Yea I think that’s a fair take on it. I also get the idea of “what would it hurt to have it optional?”. At the end of the day, we are all just trying to play with similar performing people, in general
again, no lol you’re simply not understanding what’s being discussed here. hospitals are either public(aka government owned) or privately owned. comparing a public hospital to a business is pointless, and comparing a privately owned hospital is even more pointless because it’s simply a for-profit company/organization vs another for-profit company/organization lol in that case, your example would support what i’m saying more than what you’re trying to say. if you were to even try to use a hospital at all in this case, you’d have to use a public(government) hospital, which just wouldn’t support your argument at all anymore.
public hospitals are funded by tax payers with the intent of providing service to all segments of the population, regardless of income or a specified demographic. privately owned hospitals are funded by corporations whose intent is to provide a higher level of (quality)service or care for those who can afford it.

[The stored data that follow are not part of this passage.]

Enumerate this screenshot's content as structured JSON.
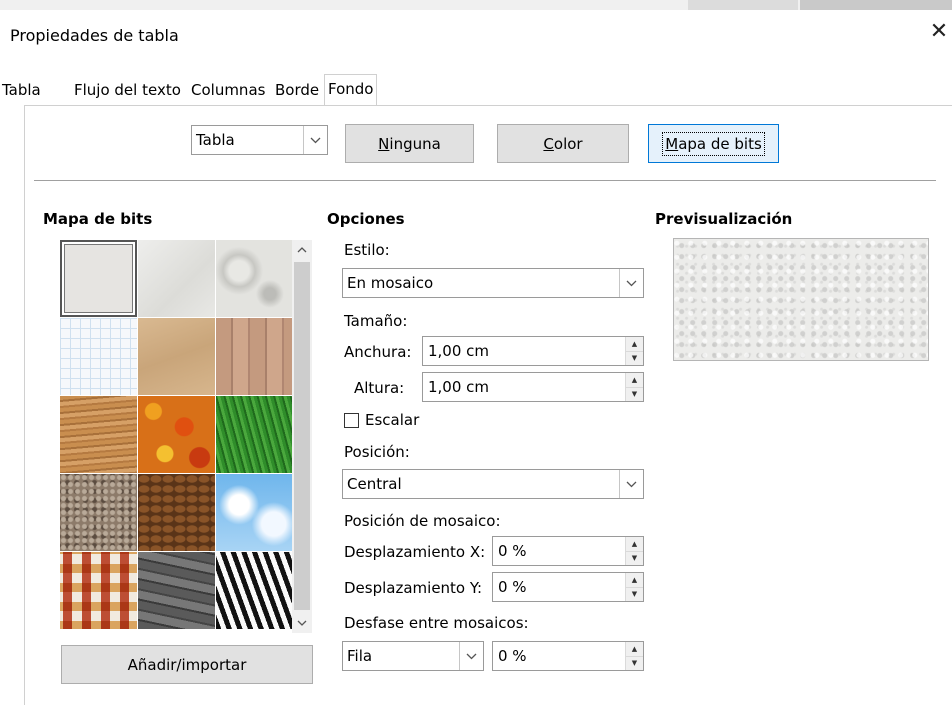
{
  "window": {
    "title": "Propiedades de tabla",
    "close_glyph": "✕"
  },
  "tabs": [
    {
      "label": "Tabla",
      "active": false
    },
    {
      "label": "Flujo del texto",
      "active": false
    },
    {
      "label": "Columnas",
      "active": false
    },
    {
      "label": "Borde",
      "active": false
    },
    {
      "label": "Fondo",
      "active": true
    }
  ],
  "toolbar": {
    "target_select": {
      "value": "Tabla"
    },
    "buttons": [
      {
        "label_pre": "",
        "label_ul": "N",
        "label_post": "inguna",
        "selected": false
      },
      {
        "label_pre": "",
        "label_ul": "C",
        "label_post": "olor",
        "selected": false
      },
      {
        "label_pre": "",
        "label_ul": "M",
        "label_post": "apa de bits",
        "selected": true
      }
    ]
  },
  "bitmap_panel": {
    "heading": "Mapa de bits",
    "tiles": [
      "painted-white",
      "paper-texture",
      "paper-crumpled",
      "pool-tiles",
      "cardboard",
      "wood-planks",
      "wood-grain",
      "autumn-leaves",
      "grass",
      "pebbles",
      "coffee-beans",
      "sky-clouds",
      "color-squares",
      "stone-wall",
      "zebra"
    ],
    "selected_index": 0,
    "add_button": "Añadir/importar"
  },
  "options": {
    "heading": "Opciones",
    "style_label": "Estilo:",
    "style_value": "En mosaico",
    "size_label": "Tamaño:",
    "width_label": "Anchura:",
    "width_value": "1,00 cm",
    "height_label": "Altura:",
    "height_value": "1,00 cm",
    "scale_label": "Escalar",
    "scale_checked": false,
    "position_label": "Posición:",
    "position_value": "Central",
    "tile_position_label": "Posición de mosaico:",
    "offset_x_label": "Desplazamiento X:",
    "offset_x_value": "0 %",
    "offset_y_label": "Desplazamiento Y:",
    "offset_y_value": "0 %",
    "tile_offset_label": "Desfase entre mosaicos:",
    "tile_offset_mode": "Fila",
    "tile_offset_value": "0 %"
  },
  "preview": {
    "heading": "Previsualización"
  },
  "colors": {
    "accent": "#0078d7",
    "button_bg": "#e1e1e1",
    "selected_bg": "#e5f1fb"
  }
}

if you want to use privately-owned hospitals in this case then sure, let’s do that. a big corporation decides to fund and open their own hospital with the original intent of providing the best service possible at “x amount”. as their profits increase they go, “hey, we can make even more money if we charge more for our services. we can make even more money if we start cutting back on things”. “things” such as staff, equipment, etc.; all this is, AGAIN, done by CHOICE for the sake of money(greed). they want more patients paying their (premium) price because it makes them more money. the shareholders are still considered to be owners of that hospital. if they truly wanted to they could maintain the high quality of service to the masses at cheaper prices; but guess what? that doesn’t get them more money and money is the intent from the start- just like every business.
like i said: at the end of the day, it’s about the money for the vast majority people/businesses and there’s nothing stopping the owners from providing a truly quality product all the time other than greed. you can always make compromises to meet a high standard of quality but money often takes precedence over those goals.
Look into what I said a bit more. You’re going to find out it’s true.
Basically, you aren’t the customer at the hospital, your insurance company is. You are, if anything, the product. Like the service and come back? Great. Don’t? No problem there’s a line. Insurance company has a problem? Oh crap we need to FIX THIS NOW.
Get a doctor in their offtime, they will tell you all about it. Get a few drinks in them and they will tell you how they really wish some patients would just freaking die because they are old and absolutely at death’s door but they or the family hold on beyond reason.
But they will absolutely tell you that you matter less then the company paying the bills.
A government hospital is actually worse, see the VA. Hell, a close family member once had a date with a VA doctor who said he worked there because he could play Frankenstein and never ever fear lawsuits. She ghosted him after that. Such little need to please the patients to the point they could quietly experiment on them.
I’m kind of sorry you’re having this much trouble with understanding indirect funding and it’s effect on the motivation to please the end user. Indirect economics / money moving around in novel ways is currently dominating the world, from politics to products, and it’s honestly why so many things are so very, very bad.
And while it’s true that they COULD, on pure pride, still put the work in, we’ve ample proof that such is extremely rare quality in individuals and companies.
If Fat Shark is able to maintain it’s funding it’ll have even less motivation to make the changes the players have been demanding for years and they have quite clearly not wanted to make. If they needed to sell the game to individuals it would matter more then selling it to some manager who wants to increase his catalog by 15% and doesn’t ever play it.